Abdul Aziz focuses his photojournalistic lens on a recent 2010 May Day demonstration. His “Strongest Little Voice” depicts a proud fist-to-the air immigrant girl leading a congregation of marchers that carry a horizontal banner in protest of Arizona’s controversial SB 1070 legislation. Almost mythically, she appears to be a modern-day Mestiza brown Joan of Arc, leading her people to battle with her own banner whose only visible words STOP are enough to imply a halt to the criminalization of immigrants.
In “The Carousel for Democracy”, Craig Morse catches two Honduran young men in a moment of relaxation, perhaps in between jobs, atop plastic carousel horses.
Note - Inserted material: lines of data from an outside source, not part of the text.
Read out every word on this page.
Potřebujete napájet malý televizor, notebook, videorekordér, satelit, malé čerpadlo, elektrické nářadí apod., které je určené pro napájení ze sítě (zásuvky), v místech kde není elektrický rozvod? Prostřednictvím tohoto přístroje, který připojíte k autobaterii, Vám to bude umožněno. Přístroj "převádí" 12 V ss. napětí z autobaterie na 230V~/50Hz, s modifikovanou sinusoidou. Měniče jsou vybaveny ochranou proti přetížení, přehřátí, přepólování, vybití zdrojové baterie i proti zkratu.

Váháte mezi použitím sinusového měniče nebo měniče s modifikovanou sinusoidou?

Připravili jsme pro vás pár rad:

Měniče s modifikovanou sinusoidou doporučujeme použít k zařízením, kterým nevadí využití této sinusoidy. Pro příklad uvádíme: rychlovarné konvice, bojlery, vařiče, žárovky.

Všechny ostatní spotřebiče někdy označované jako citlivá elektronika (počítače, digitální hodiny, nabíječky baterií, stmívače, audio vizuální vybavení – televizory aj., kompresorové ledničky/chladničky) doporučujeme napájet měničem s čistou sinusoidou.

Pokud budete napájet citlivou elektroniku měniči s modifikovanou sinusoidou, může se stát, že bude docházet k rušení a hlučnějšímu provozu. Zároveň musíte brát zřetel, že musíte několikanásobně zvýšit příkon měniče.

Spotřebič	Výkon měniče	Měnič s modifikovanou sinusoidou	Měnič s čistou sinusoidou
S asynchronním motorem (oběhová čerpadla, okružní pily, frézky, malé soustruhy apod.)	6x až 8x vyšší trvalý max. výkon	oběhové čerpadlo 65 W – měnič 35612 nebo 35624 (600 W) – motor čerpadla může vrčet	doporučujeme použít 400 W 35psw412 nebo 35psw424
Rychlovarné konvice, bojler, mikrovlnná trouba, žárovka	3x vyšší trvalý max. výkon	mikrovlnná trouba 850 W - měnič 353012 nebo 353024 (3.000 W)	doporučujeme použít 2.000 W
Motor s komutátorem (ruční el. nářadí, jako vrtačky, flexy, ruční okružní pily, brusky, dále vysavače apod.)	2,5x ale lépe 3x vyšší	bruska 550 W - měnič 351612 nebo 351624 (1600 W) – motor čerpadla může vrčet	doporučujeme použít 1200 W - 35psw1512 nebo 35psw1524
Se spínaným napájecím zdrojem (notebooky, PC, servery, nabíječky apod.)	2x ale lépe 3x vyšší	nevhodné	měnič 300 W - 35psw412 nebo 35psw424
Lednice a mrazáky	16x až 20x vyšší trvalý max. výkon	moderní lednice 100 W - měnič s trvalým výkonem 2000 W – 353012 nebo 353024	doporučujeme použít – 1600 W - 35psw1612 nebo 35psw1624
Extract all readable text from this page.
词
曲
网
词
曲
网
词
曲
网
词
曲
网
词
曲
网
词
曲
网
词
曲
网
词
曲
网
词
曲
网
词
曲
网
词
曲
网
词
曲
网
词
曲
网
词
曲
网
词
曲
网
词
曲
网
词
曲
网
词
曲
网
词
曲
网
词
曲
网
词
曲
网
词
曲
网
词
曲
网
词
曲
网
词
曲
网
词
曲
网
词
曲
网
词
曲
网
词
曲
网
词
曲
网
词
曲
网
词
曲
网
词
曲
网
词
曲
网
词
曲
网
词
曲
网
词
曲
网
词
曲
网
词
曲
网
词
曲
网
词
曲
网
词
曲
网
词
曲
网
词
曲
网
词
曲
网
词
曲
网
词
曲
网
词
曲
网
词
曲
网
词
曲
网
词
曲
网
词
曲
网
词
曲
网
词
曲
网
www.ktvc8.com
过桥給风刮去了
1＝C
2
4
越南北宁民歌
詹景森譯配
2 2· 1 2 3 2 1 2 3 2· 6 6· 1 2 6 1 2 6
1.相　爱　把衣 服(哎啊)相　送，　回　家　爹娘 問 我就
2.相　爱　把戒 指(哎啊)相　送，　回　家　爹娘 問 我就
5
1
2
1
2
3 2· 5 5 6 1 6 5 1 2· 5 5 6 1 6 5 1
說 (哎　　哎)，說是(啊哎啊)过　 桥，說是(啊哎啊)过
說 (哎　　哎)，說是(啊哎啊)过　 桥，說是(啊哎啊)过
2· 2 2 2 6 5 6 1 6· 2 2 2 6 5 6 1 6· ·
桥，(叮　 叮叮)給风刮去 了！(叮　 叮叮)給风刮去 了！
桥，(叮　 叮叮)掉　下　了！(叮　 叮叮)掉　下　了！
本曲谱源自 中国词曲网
The image echoes a Diane Arbus surreality that is both comical and oddly disturbing. Wearing a New York Yankees baseball cap, the young man in the foreground is straddling the petite plastic horse in an almost awkward man-child pose with a cheesy replica of the Statue of Liberty in the background. This juxtaposition gives the photo a political resonance that maybe the promise of prosperity in the land of opportunity is not as real as imagined.
Meryt Harding’s “Believe” is a half body portrait of a worker with an Obama campaign Tee-shirt, where the candidate in a messianic posture seems to be recruiting more believers like an Uncle Sam with a sun tan. What is often loss in the Obama rise to the White House story is that Barak exemplifies the greatest dream an immigrant here can have: That their U.S. born offspring can ascend to such a powerful position. Obama is the Hawaiian-born son of an African immigrant, and there is a tenderness and hopefulness in the face of this Latino man sporting this shirt. Maybe Obama can deliver the positive immigration reform that many Latinos who voted for him are waiting for.
Mario Tama’s “Migrant Day Laborers Help New Orleans Rebuild Series #1” manages to frame a lesser know aspect of the immigrant plight, as many trek thousands of miles from their countries of origin and leave families behind to work on this side of the border. His image focuses on a worn color photograph of a five-month old baby boy being shown to the viewer by a young father whose sculptural caramel-colored face recedes in the background. It is a photo within a photo, and we learn that it is the son the immigrant laborer has not seen because he made the journey to New Orleans before his baby’s birth. There are hundreds of stories like this among the many immigrants who have labored hard to rebuild the Big Easy over the past five years. It is my hope that this exhibition can humanize a people that have been rendered invisible.